When you teach people to think clearly about what their code is doing, those problems largely disappear.

The type safety argument falls apart when you realize that:

  • Runtime data doesn't care about your TypeScript types

  • Most bugs happen at boundaries (API responses, user input, external services) where TypeScript can't help anyway

  • Good error handling and validation matter way more than compile-time type checking


The Real Problem

The industry has this weird tendency to adopt tools that solve problems we created for ourselves. Instead of teaching our future developers to write better JavaScript and understand their data flow, we add a compilation step and pretend it fixes everything.

The honest reality is that TypeScript solves specific problems in specific contexts, but those contexts aren't universal. A well-mentored team writing clear JavaScript often has fewer real problems than a team fighting with type definitions and build tooling.

The industry has become obsessed with technical solutions to what are fundamentally human and process problems. We keep adding layers - new frameworks, new languages, new methodologies instead of addressing the core issues: unclear requirements, poor communication, unrealistic timelines, and teams that don't understand the actual business problem they're solving.

A project fails because stakeholders changed their minds halfway through, or because nobody talked to the actual users, or because the timeline was fantasy from day one. But instead of fixing those problems, we convince ourselves that the next technology stack will somehow make badly managed projects succeed. It won't.


My Real-World Experiment

So why am I confident about my arguments and statements here? Is this just me trying to be bold and brave and going against the crowd?

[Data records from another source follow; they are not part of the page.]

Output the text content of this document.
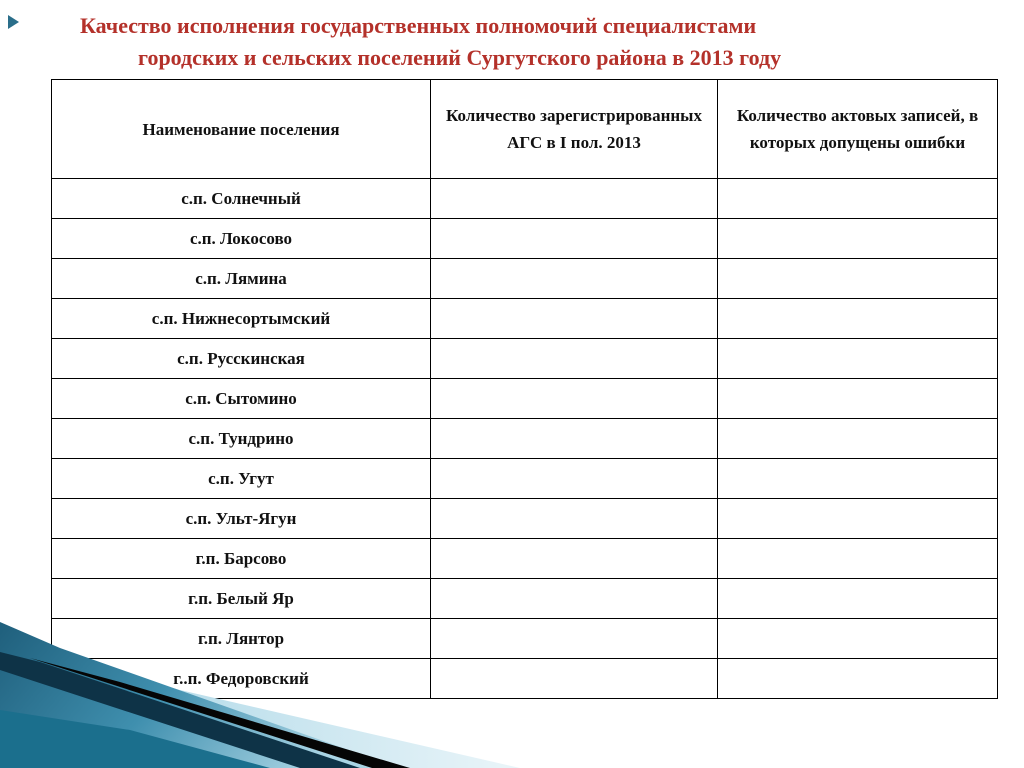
Качество исполнения государственных полномочий специалистами
городских и сельских поселений Сургутского района в 2013 году
Наименование поселения	Количество зарегистрированных АГС в I пол. 2013	Количество актовых записей, в которых допущены ошибки
с.п. Солнечный		
с.п. Локосово		
с.п. Лямина		
с.п. Нижнесортымский		
с.п. Русскинская		
с.п. Сытомино		
с.п. Тундрино		
с.п. Угут		
с.п. Ульт-Ягун		
г.п. Барсово		
г.п. Белый Яр		
г.п. Лянтор		
г..п. Федоровский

No, it's not. Over the last couple of years, I made an experiment, you could say. For about three years now I've been working on this big project, maybe my future (but more about that some other time), and I am the only senior developer. Each year I take on a new set of students on their LIA (workplace learning). The amount has been varying between 5-11 students at a time.

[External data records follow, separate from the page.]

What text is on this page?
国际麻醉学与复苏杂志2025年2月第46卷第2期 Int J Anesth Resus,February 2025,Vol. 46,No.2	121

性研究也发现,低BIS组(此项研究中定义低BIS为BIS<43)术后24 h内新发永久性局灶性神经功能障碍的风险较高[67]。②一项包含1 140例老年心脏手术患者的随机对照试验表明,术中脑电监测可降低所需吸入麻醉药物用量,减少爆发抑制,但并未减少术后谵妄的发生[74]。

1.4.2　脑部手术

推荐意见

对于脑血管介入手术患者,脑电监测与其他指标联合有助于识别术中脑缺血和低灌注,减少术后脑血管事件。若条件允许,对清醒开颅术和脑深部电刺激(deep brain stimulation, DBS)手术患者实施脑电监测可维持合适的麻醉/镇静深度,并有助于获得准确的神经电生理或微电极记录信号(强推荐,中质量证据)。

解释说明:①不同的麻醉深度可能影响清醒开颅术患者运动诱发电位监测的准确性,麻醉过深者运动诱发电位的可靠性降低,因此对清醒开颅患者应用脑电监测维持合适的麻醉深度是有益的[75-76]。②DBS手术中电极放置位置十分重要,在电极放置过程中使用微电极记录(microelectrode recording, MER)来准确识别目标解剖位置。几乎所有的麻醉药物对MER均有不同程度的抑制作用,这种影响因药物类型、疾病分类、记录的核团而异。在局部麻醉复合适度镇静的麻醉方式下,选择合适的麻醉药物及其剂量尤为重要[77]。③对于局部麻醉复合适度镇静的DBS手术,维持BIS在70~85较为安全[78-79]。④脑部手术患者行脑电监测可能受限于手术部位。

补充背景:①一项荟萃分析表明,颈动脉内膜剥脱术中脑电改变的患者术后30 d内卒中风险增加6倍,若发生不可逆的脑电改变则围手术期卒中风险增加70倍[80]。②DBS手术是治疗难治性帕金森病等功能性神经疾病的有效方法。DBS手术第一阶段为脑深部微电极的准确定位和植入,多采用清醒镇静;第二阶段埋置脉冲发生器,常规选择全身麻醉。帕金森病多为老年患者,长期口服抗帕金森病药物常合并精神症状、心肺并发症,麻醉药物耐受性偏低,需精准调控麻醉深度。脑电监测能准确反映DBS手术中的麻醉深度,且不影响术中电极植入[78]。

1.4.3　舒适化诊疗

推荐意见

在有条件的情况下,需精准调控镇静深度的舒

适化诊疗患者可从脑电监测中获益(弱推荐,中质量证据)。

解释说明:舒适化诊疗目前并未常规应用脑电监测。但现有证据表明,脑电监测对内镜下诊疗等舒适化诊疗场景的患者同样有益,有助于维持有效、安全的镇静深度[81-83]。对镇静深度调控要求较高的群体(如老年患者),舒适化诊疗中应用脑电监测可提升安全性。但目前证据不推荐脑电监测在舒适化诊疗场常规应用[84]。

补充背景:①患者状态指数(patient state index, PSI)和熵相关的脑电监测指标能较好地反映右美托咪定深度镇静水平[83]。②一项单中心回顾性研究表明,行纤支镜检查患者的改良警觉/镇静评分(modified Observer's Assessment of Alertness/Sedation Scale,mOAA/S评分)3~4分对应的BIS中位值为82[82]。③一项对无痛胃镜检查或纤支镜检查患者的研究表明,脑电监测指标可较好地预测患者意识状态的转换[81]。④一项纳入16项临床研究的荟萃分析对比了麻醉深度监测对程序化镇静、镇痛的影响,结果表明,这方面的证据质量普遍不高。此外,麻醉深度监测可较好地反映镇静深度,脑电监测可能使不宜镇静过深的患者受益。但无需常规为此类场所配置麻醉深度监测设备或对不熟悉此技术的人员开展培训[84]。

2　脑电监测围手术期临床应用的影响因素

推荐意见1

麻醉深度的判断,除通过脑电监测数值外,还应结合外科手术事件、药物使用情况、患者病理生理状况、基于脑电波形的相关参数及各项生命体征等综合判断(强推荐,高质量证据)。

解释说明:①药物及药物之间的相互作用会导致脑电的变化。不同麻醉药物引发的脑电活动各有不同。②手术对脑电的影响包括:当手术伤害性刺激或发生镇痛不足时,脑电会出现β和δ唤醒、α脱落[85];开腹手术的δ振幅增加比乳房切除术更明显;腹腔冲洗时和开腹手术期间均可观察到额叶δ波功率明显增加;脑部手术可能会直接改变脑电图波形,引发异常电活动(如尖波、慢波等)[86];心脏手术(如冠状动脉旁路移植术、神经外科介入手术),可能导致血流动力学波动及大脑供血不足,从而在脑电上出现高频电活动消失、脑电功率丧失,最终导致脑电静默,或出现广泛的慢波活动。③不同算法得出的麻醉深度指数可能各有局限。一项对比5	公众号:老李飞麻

Before I go further, I need to be very clear about one thing: I taught all of those students (almost all...) JavaScript. And what I am about to tell you would not be possible if that was not the case. I know that and I would never state anything else.


Like I said, I've switched teams over the years and had varying amounts of team members, but all of them have been students, not junior developers. I taught them to write thoughtful JavaScript, and surprise - we didn't run into the chaos that TypeScript supposedly saves you from. That's because the real issues aren't technical, they're about discipline and understanding.


The Results Speak

Especially the experience with the last team of 11 LIA students proves something important: when people understand what they're building and why, and when they have good fundamentals, the technology choices matter way less than everyone thinks.

But that's harder to sell than "this new tool will solve everything." What my experience proves is that understanding the problem space deeply beats adding layers of tooling complexity. I strongly believe that the developers who focus on solid principles instead of chasing every shiny thing tend to build the most reliable systems.


Trust Your Instincts Over the Hype

Again, I am not saying TypeScript sucks. I am just saying TypeScript solves specific problems in specific contexts, but as I said before those contexts aren't universal.

Your instincts as an experienced developer matter. If you're building reliable systems and your team is productive, don't let the hype make you doubt what's working. The best tool is often the one your team understands deeply, not the one everyone else is talking about.


Here's what really keeps me up at night: we've built an industry where saying 'good fundamentals matter more than tools' sounds radical. Where teaching 11 students to write clean JavaScript without being overthrown by type error feels like an impossible achievement.


That's not a technology problem - that's a culture problem. And no amount of TypeScript is going to fix it.